Altogether, aerospace and defense companies have invested $4 billion in Alabama during the past 10 years.
4: Trust in Thrust
Just a short drive from Marshall, where the SLS is being developed, stands the United Launch Alliance rocket factory in Decatur. This is where an Alabama workforce assembles the Atlas V and Delta IV rockets that thrust sensitive intelligence, communications and research satellites into orbit.
ULA is working on a revolutionary new launch system called the Vulcan that could one day be built there. European space company RUAG is basing a new manufacturing operation at the ULA facility to produce key carbon-fiber components for Atlas and Vulcan rockets.
Meanwhile, Huntsville’s Dynetics is making a push to build more space hardware in its home state. It recently fabricated a cryogenic tank, a structural simulator and a thrust vector control device for the SLS program.
In Alabama’s Rocket Central, the trajectory is upward.
5: Renaissance
One of Alabama’s oldest aerospace assets is charting a new future – Mobile Aeroplex at Brookley.
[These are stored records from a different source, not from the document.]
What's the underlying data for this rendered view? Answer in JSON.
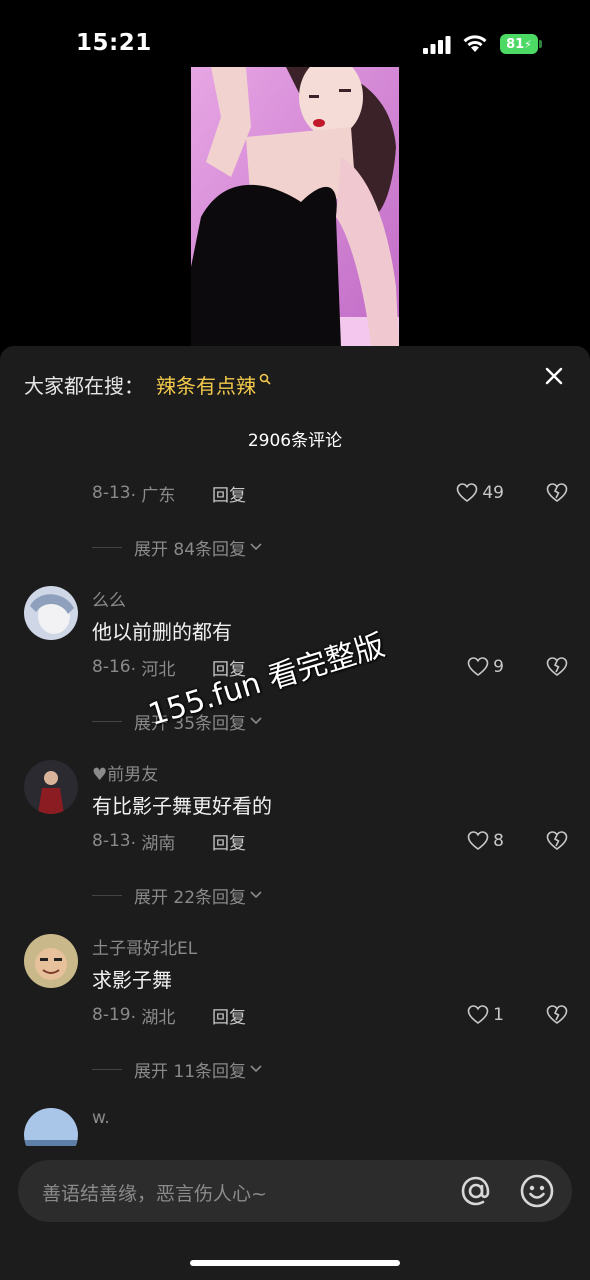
{
  "status_bar": {
    "time": "15:21",
    "battery": "81"
  },
  "search": {
    "prefix": "大家都在搜：",
    "keyword": "辣条有点辣"
  },
  "comments_header": {
    "count_label": "2906条评论"
  },
  "comments": [
    {
      "date": "8-13",
      "location": "· 广东",
      "reply": "回复",
      "likes": "49",
      "expand": "展开 84条回复"
    },
    {
      "username": "么么",
      "text": "他以前删的都有",
      "date": "8-16",
      "location": "· 河北",
      "reply": "回复",
      "likes": "9",
      "expand": "展开 35条回复"
    },
    {
      "username": "前男友",
      "text": "有比影子舞更好看的",
      "date": "8-13",
      "location": "· 湖南",
      "reply": "回复",
      "likes": "8",
      "expand": "展开 22条回复"
    },
    {
      "username": "土子哥好北EL",
      "text": "求影子舞",
      "date": "8-19",
      "location": "· 湖北",
      "reply": "回复",
      "likes": "1",
      "expand": "展开 11条回复"
    },
    {
      "username": "w."
    }
  ],
  "watermark": "155.fun 看完整版",
  "input": {
    "placeholder": "善语结善缘，恶言伤人心~"
  },
  "colors": {
    "keyword": "#f2c94c",
    "sheet_bg": "#1c1c1c",
    "battery": "#4cd964"
  }
}
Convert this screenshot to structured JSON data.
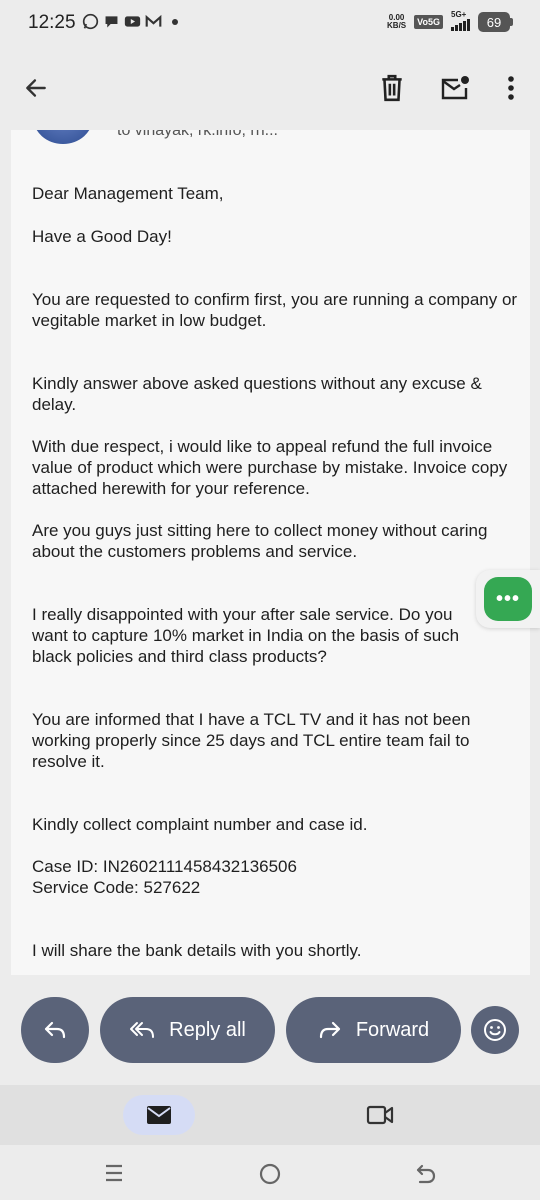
{
  "status_bar": {
    "time": "12:25",
    "speed_value": "0.00",
    "speed_unit": "KB/S",
    "volte": "Vo5G",
    "network": "5G+",
    "battery": "69"
  },
  "email": {
    "to_line": "to vinayak, rk.info, rn...",
    "paragraphs": [
      "Dear Management Team,",
      "Have a Good Day!",
      "You are requested to confirm first, you are running a company or vegitable market in low budget.",
      "Kindly answer above asked questions without any excuse & delay.",
      "With due respect, i would like to appeal refund the full invoice value of product which were purchase by mistake. Invoice copy attached herewith for your reference.",
      "Are you guys just sitting here to collect money without caring about the customers problems and service.",
      "I really disappointed with your after sale service. Do you want to capture 10% market in India on the basis of such black policies and third class products?",
      "You are informed that I have a TCL TV and it has not been working properly since 25 days and TCL entire team fail to resolve it.",
      "Kindly collect complaint number and case id.",
      "Case ID: IN2602111458432136506",
      "Service Code: 527622",
      "I will share the bank details with you shortly."
    ]
  },
  "actions": {
    "reply_all_label": "Reply all",
    "forward_label": "Forward"
  },
  "fab": {
    "label": "•••"
  },
  "colors": {
    "accent_pill": "#5a6379",
    "fab_green": "#35a853",
    "nav_active": "#d5dcf5"
  }
}
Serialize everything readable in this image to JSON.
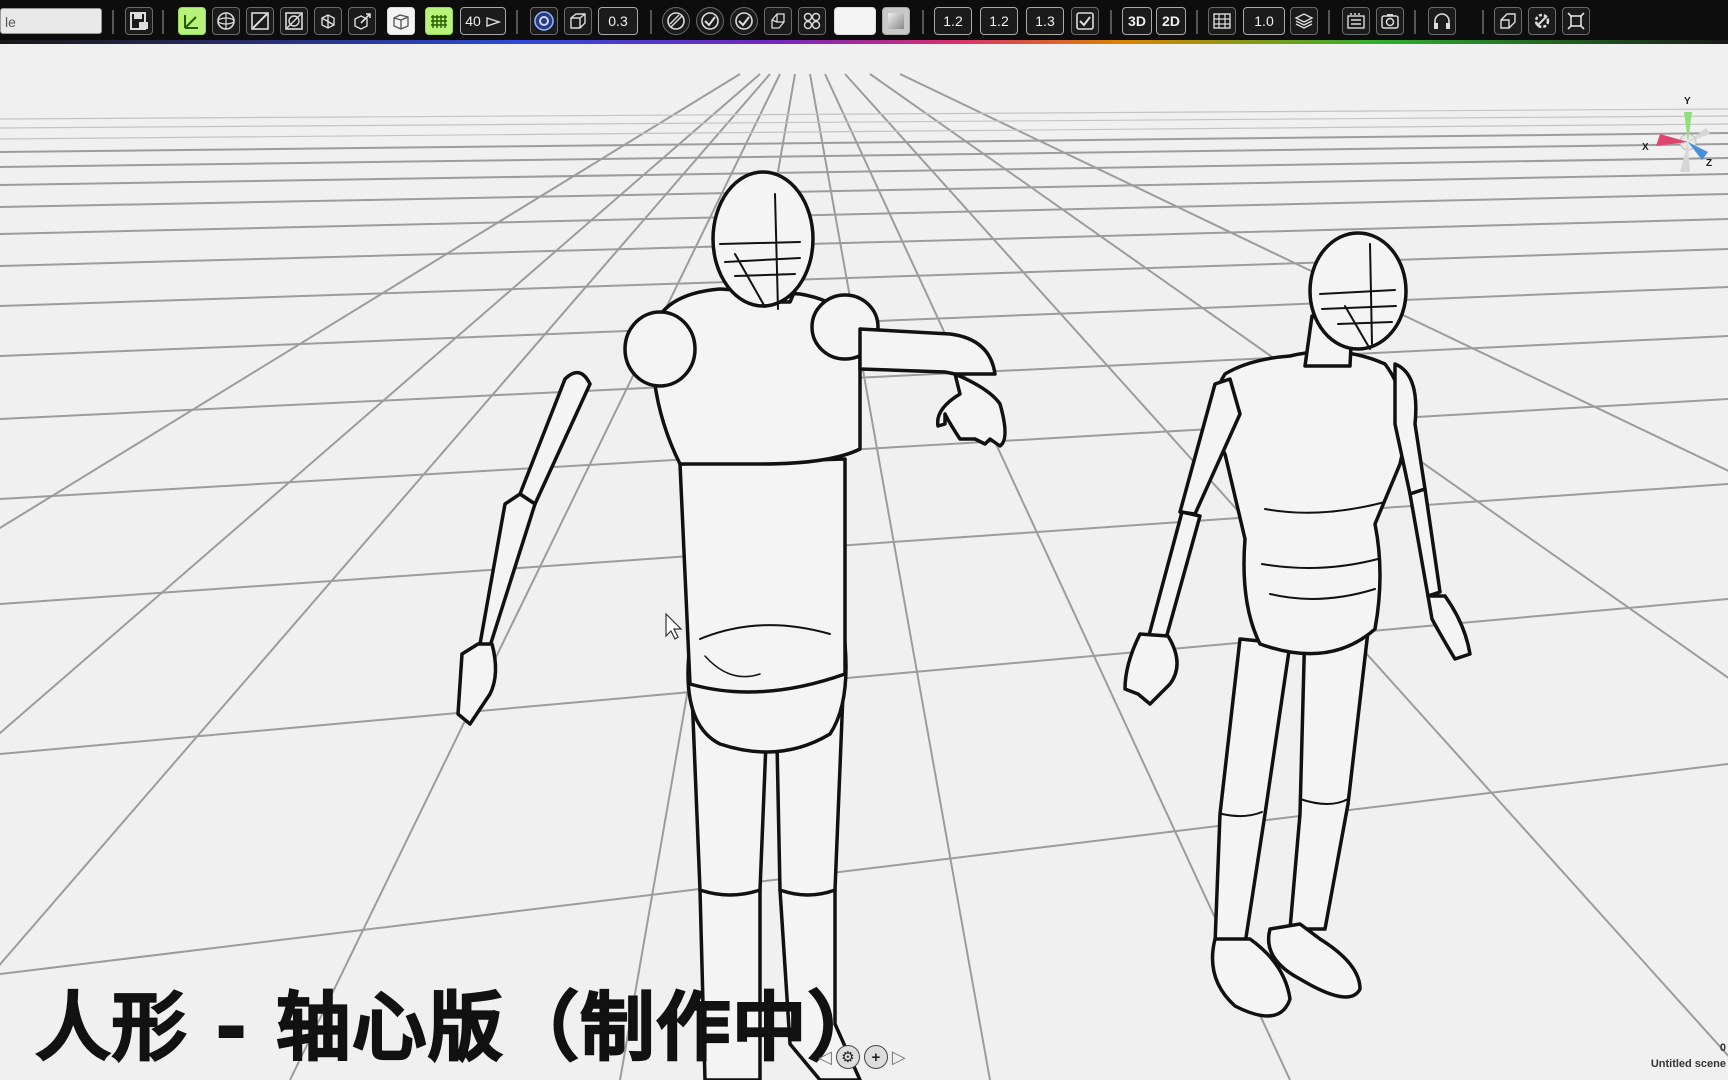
{
  "toolbar": {
    "file_field_text": "le",
    "number_fields": {
      "camera_fov": "40",
      "outline_width": "0.3",
      "scale_a": "1.2",
      "scale_b": "1.2",
      "scale_c": "1.3",
      "light_value": "1.0"
    },
    "view_modes": {
      "mode_3d": "3D",
      "mode_2d": "2D"
    }
  },
  "viewport": {
    "axis_gizmo": {
      "x_label": "X",
      "y_label": "Y",
      "z_label": "Z"
    },
    "caption": "人形 - 轴心版（制作中）",
    "status": {
      "object_count": "0",
      "scene_name": "Untitled scene"
    }
  },
  "colors": {
    "toolbar_bg": "#0d0d0d",
    "active_tool_green": "#b7f27a",
    "viewport_bg": "#f0f0f0",
    "grid_line": "#9a9a9a",
    "figure_outline": "#111111",
    "axis_x": "#e0456e",
    "axis_y": "#8ee07a",
    "axis_z": "#4a8fd9"
  },
  "icons": [
    "save-scene-icon",
    "select-tool-icon",
    "sphere-object-icon",
    "slope-icon",
    "frame-icon",
    "cube-transform-icon",
    "cube-arrow-icon",
    "box-wire-icon",
    "grid-floor-icon",
    "camera-icon",
    "target-circle-icon",
    "cube-icon",
    "paint-icon",
    "check-circle-icon",
    "check-icon",
    "cylinder-icon",
    "layout-icon",
    "material-icon",
    "checkbox-icon",
    "layers-icon",
    "film-icon",
    "snapshot-icon",
    "headphones-icon",
    "code-icon",
    "settings-icon",
    "fit-view-icon"
  ]
}
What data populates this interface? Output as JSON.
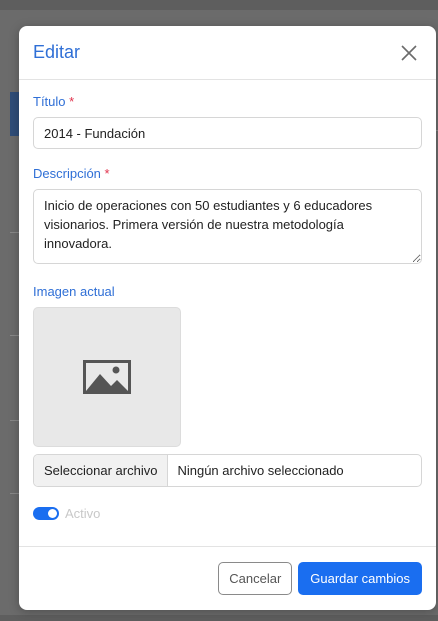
{
  "modal": {
    "title": "Editar",
    "close_icon": "close-icon"
  },
  "fields": {
    "title_label": "Título",
    "title_value": "2014 - Fundación",
    "description_label": "Descripción",
    "description_value": "Inicio de operaciones con 50 estudiantes y 6 educadores visionarios. Primera versión de nuestra metodología innovadora.",
    "required_mark": "*",
    "image_label": "Imagen actual",
    "image_icon": "image-placeholder-icon",
    "file_button_label": "Seleccionar archivo",
    "file_status": "Ningún archivo seleccionado",
    "active_label": "Activo",
    "active_on": true
  },
  "footer": {
    "cancel_label": "Cancelar",
    "save_label": "Guardar cambios"
  },
  "colors": {
    "accent": "#1a6ef0",
    "label_blue": "#2f6fd6",
    "required_red": "#e0314b"
  }
}
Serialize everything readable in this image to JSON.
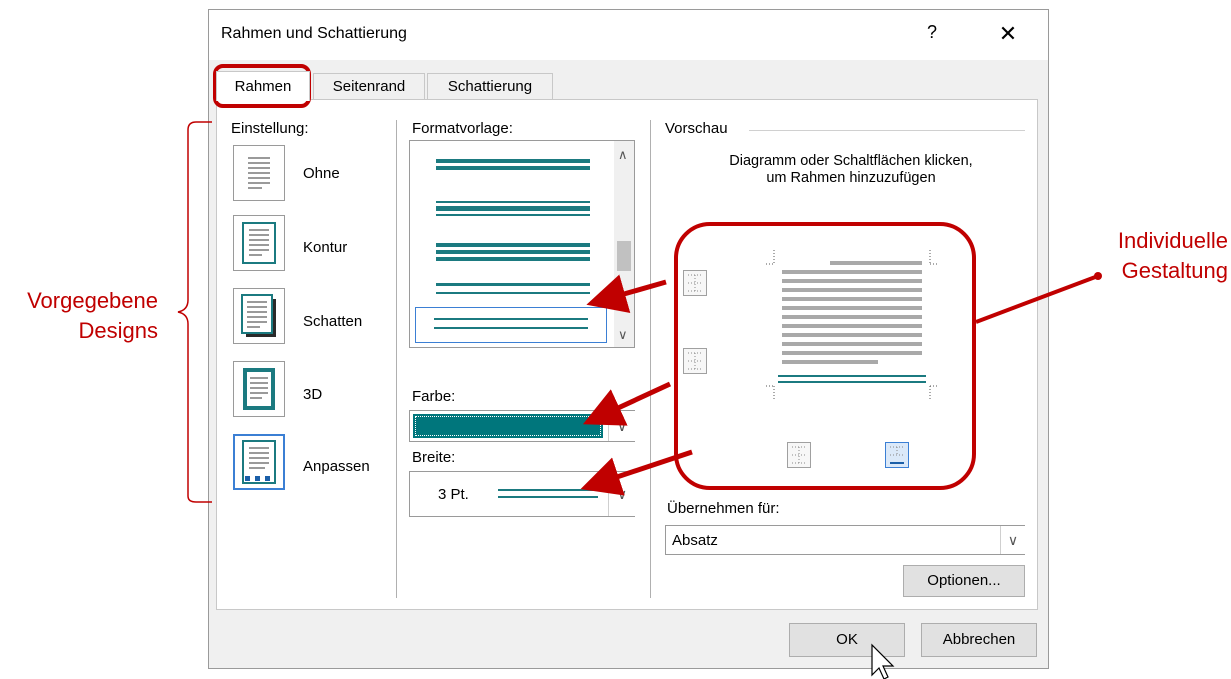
{
  "dialog": {
    "title": "Rahmen und Schattierung",
    "help_label": "?",
    "close_label": "✕",
    "tabs": [
      {
        "label": "Rahmen",
        "active": true
      },
      {
        "label": "Seitenrand",
        "active": false
      },
      {
        "label": "Schattierung",
        "active": false
      }
    ]
  },
  "settings": {
    "heading": "Einstellung:",
    "items": [
      {
        "label": "Ohne",
        "icon": "none-border-icon"
      },
      {
        "label": "Kontur",
        "icon": "box-border-icon"
      },
      {
        "label": "Schatten",
        "icon": "shadow-border-icon"
      },
      {
        "label": "3D",
        "icon": "3d-border-icon"
      },
      {
        "label": "Anpassen",
        "icon": "custom-border-icon",
        "selected": true
      }
    ]
  },
  "style": {
    "heading": "Formatvorlage:",
    "color_label": "Farbe:",
    "color_value": "#00767c",
    "width_label": "Breite:",
    "width_value": "3 Pt."
  },
  "preview": {
    "heading": "Vorschau",
    "hint": "Diagramm oder Schaltflächen klicken, um Rahmen hinzuzufügen",
    "apply_label": "Übernehmen für:",
    "apply_value": "Absatz",
    "options_label": "Optionen..."
  },
  "footer": {
    "ok_label": "OK",
    "cancel_label": "Abbrechen"
  },
  "annotations": {
    "left_label": "Vorgegebene Designs",
    "right_label": "Individuelle Gestaltung",
    "accent_color": "#c00000"
  }
}
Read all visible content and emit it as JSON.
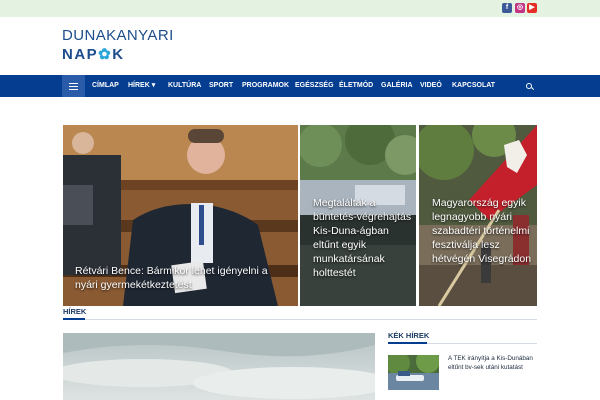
{
  "social": {
    "facebook_icon": "facebook-icon",
    "instagram_icon": "instagram-icon",
    "youtube_icon": "youtube-icon"
  },
  "logo": {
    "line1": "DUNAKANYARI",
    "line2_a": "NAP",
    "line2_star": "✿",
    "line2_b": "K"
  },
  "nav": {
    "home_icon": "menu-icon",
    "items": [
      "CÍMLAP",
      "HÍREK ▾",
      "KULTÚRA",
      "SPORT",
      "PROGRAMOK",
      "EGÉSZSÉG",
      "ÉLETMÓD",
      "GALÉRIA",
      "VIDEÓ",
      "KAPCSOLAT"
    ],
    "search_icon": "search-icon",
    "bg_color": "#053d91"
  },
  "featured": [
    {
      "title": "Rétvári Bence: Bármikor lehet igényelni a nyári gyermekétkeztetést"
    },
    {
      "title": "Megtalálták a büntetés-végrehajtás Kis-Duna-ágban eltűnt egyik munkatársának holttestét"
    },
    {
      "title": "Magyarország egyik legnagyobb nyári szabadtéri történelmi fesztiválja lesz hétvégén Visegrádon"
    }
  ],
  "news_section": {
    "label": "HÍREK"
  },
  "side_section": {
    "label": "KÉK HÍREK",
    "items": [
      {
        "text": "A TEK irányítja a Kis-Dunában eltűnt bv-sek utáni kutatást"
      }
    ]
  }
}
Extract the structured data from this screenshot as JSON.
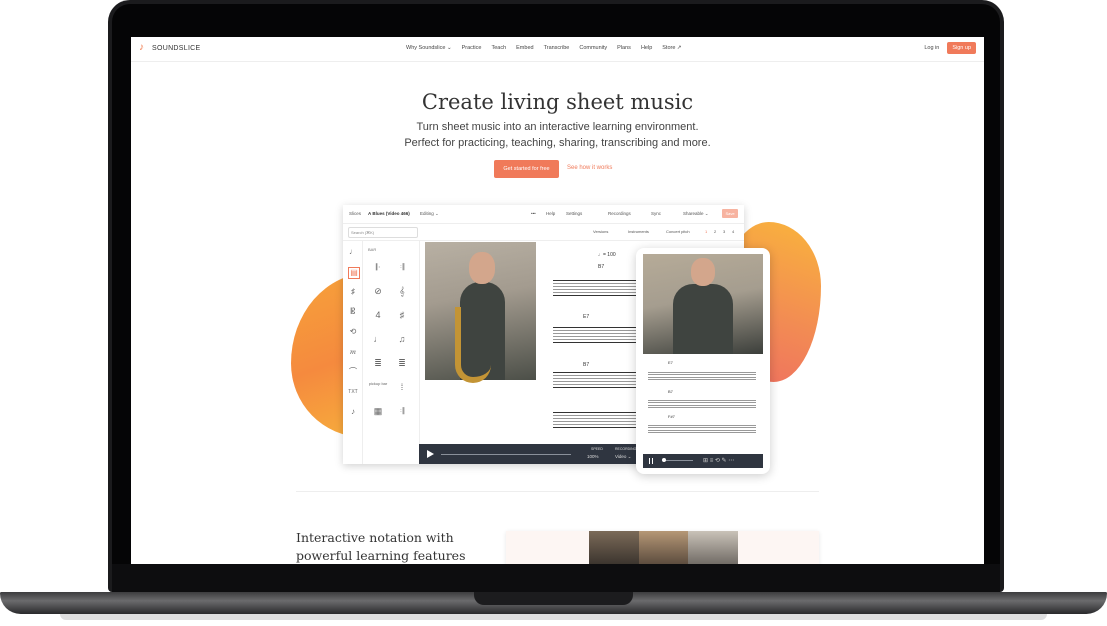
{
  "brand": {
    "name": "SOUNDSLICE"
  },
  "nav": {
    "links": [
      "Why Soundslice ⌄",
      "Practice",
      "Teach",
      "Embed",
      "Transcribe",
      "Community",
      "Plans",
      "Help",
      "Store ↗"
    ],
    "login": "Log in",
    "signup": "Sign up"
  },
  "hero": {
    "title": "Create living sheet music",
    "subtitle_1": "Turn sheet music into an interactive learning environment.",
    "subtitle_2": "Perfect for practicing, teaching, sharing, transcribing and more.",
    "cta_primary": "Get started for free",
    "cta_secondary": "See how it works"
  },
  "editor": {
    "breadcrumb": "Slices",
    "slice_title": "A Blues (Video 466)",
    "mode": "Editing ⌄",
    "top_items": [
      "•••",
      "Help",
      "Settings",
      "Recordings",
      "Sync",
      "Shareable ⌄",
      "Save"
    ],
    "search_placeholder": "Search (⌘K)",
    "tool_items": [
      "Versions",
      "Instruments",
      "Concert pitch"
    ],
    "pages": [
      "1",
      "2",
      "3",
      "4"
    ],
    "palette_header": "BAR",
    "palette_text_item": "TXT",
    "palette_pickup": "pickup bar",
    "chords": [
      "B7",
      "E7",
      "B7"
    ],
    "tempo": "♩= 100",
    "player": {
      "speed_label": "SPEED",
      "speed": "100%",
      "recording_label": "RECORDING",
      "recording": "Video ⌄"
    }
  },
  "phone": {
    "chords": [
      "E7",
      "B7",
      "F#7"
    ]
  },
  "section": {
    "title": "Interactive notation with powerful learning features"
  },
  "colors": {
    "accent": "#f07a5a",
    "player_bg": "#2f3540"
  }
}
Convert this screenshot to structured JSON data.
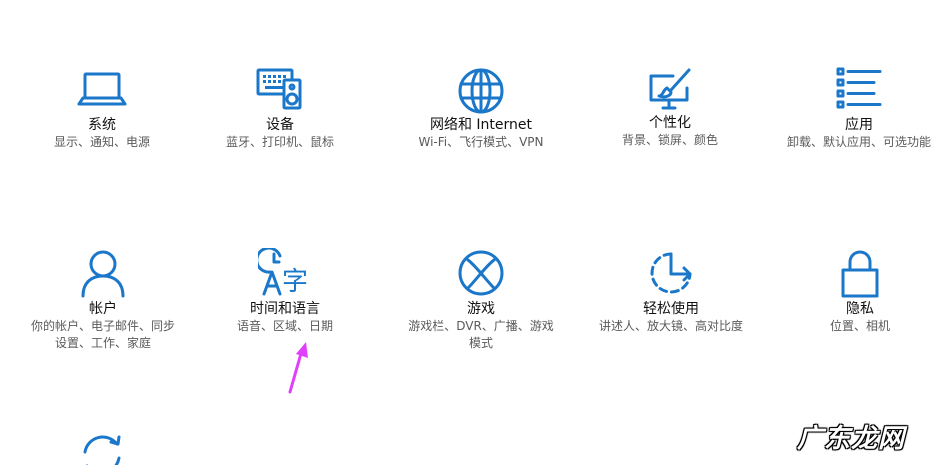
{
  "tiles": [
    {
      "title": "系统",
      "desc1": "显示、通知、电源",
      "desc2": "",
      "icon": "laptop-icon"
    },
    {
      "title": "设备",
      "desc1": "蓝牙、打印机、鼠标",
      "desc2": "",
      "icon": "keyboard-speaker-icon"
    },
    {
      "title": "网络和 Internet",
      "desc1": "Wi-Fi、飞行模式、VPN",
      "desc2": "",
      "icon": "globe-icon"
    },
    {
      "title": "个性化",
      "desc1": "背景、锁屏、颜色",
      "desc2": "",
      "icon": "paint-monitor-icon"
    },
    {
      "title": "应用",
      "desc1": "卸载、默认应用、可选功能",
      "desc2": "",
      "icon": "list-icon"
    },
    {
      "title": "帐户",
      "desc1": "你的帐户、电子邮件、同步",
      "desc2": "设置、工作、家庭",
      "icon": "person-icon"
    },
    {
      "title": "时间和语言",
      "desc1": "语音、区域、日期",
      "desc2": "",
      "icon": "time-language-icon"
    },
    {
      "title": "游戏",
      "desc1": "游戏栏、DVR、广播、游戏",
      "desc2": "模式",
      "icon": "xbox-icon"
    },
    {
      "title": "轻松使用",
      "desc1": "讲述人、放大镜、高对比度",
      "desc2": "",
      "icon": "ease-of-access-icon"
    },
    {
      "title": "隐私",
      "desc1": "位置、相机",
      "desc2": "",
      "icon": "lock-icon"
    }
  ],
  "partial_tile": {
    "icon": "update-sync-icon"
  },
  "annotation": {
    "icon": "pink-arrow-icon",
    "color": "#e040fb"
  },
  "watermark": {
    "text": "广东龙网"
  },
  "colors": {
    "accent": "#1a77c9",
    "title": "#111111",
    "desc": "#5a5a5a"
  }
}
An Air Force installation until 1969, the site found new life as an industrial complex. But it was Airbus’ decision to build its first U.S. manufacturing facility there that’s really pushed the throttles up on aerospace activity.
Landing Airbus accelerated an improvement program that has seen millions of dollars invested in the Aeroplex. Airbus’ pull has drawn other aviation companies to the complex, starting with an engineering center set up by France’s Safran. Recently, French industrial giant Hutchinson announced plans to open an aerospace manufacturing center. Ireland-based MAAS plans to build a $39 million paint hanger, and two other companies are opening workshops there.
As Mobile Aeroplex evolves into a hub for innovation, training and manufacturing, it’s building a solid base for the next phase of Alabama’s aerospace growth – as a major aircraft assembly center.
Together, these trends show that aerospace is taking off in Alabama.